I had an uncertain glimpse of it once, on the remote island of Harris in Scotland’s Outer Hebrides more than twenty years ago. I cowered from a biting wind behind a stone wall at three in the morning, wrapped in a quilt and trying to convince myself I could see tinges of green between the scudding clouds.
When I visited Iceland this year, the end of the Northern Lights ‘season’, which runs from October to April, was imminent. Of course, there’s no real seasonality to the charged solar winds that occur year round, but in daylight or twilight they’re invisible.

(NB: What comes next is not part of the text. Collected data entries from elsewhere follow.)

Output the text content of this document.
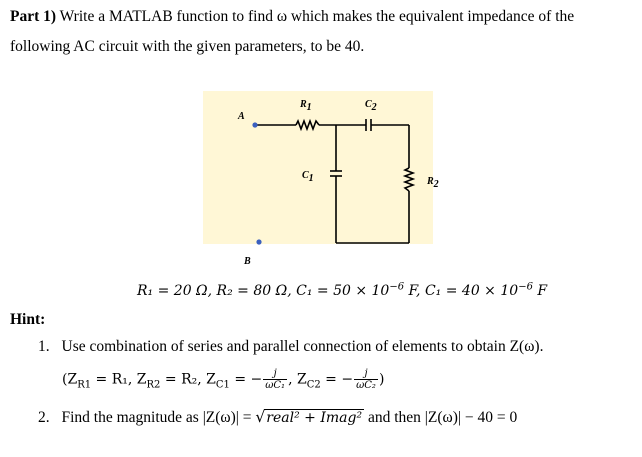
Part 1) Write a MATLAB function to find ω which makes the equivalent impedance of the
following AC circuit with the given parameters, to be 40.
A
B
$R_1$	$C_2$
$C_1$	$R_2$
R₁ = 20 Ω, R₂ = 80 Ω, $C_1 = 50 \times 10^{-6}$ F, $C_1 = 40 \times 10^{-6}$ F
Hint:
1. Use combination of series and parallel connection of elements to obtain Z(ω).
($Z_{R1} = R_1$, $Z_{R2} = R_2$, $Z_{C1}$ = − $\frac{j}{\text{ωC₁}}$ , $Z_{C2}$ = − $\frac{j}{\text{ωC₂}}$ )
2. Find the magnitude as |Z(ω)| = √real² + Imag² and then |Z(ω)| − 40 = 0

In April, with summer approaching, Iceland’s nights are getting shorter by seven minutes every day, meaning it’s harder and harder to achieve the deep darkness needed to witness the lights.
One night we drove far out of Reykjavik to an isolated icy field, far from the city’s lights. It was a clear, cloudless night, and a typical minus eight degrees. Sunset occurred at 11pm, but full darkness took another two hours. Around 1am, a line of palest green danced slowly across the eastern horizon, like a wisp of smoke. Over the next hour, wisps came and went, building sometimes towards the zenith of the night sky. In between, we huddled together for warmth inside the trucks, trying to uncramp our hands long enough to operate the long exposures on our cameras.
What happened next was almost indescribable. The lights began to meander upwards from every point on the horizon. They built in colour and intensity, until we could see unfurling ribbons of green with edges of purple, pink, and red. The whole sky came alive with dancing lights spiralling, streaming, twisting and undulating. All thoughts of being cold vanished. I looked directly overhead, and suddenly I was below the surface of streaming river currents of light above me.
Then, just as it came, it died away. I was left with shivers and the feeling of having experienced something truly miraculous in nature. So as the nights lengthen, take heart - because long nights mean there is more chance to see this ethereal marvel, this burst of visible solar energy.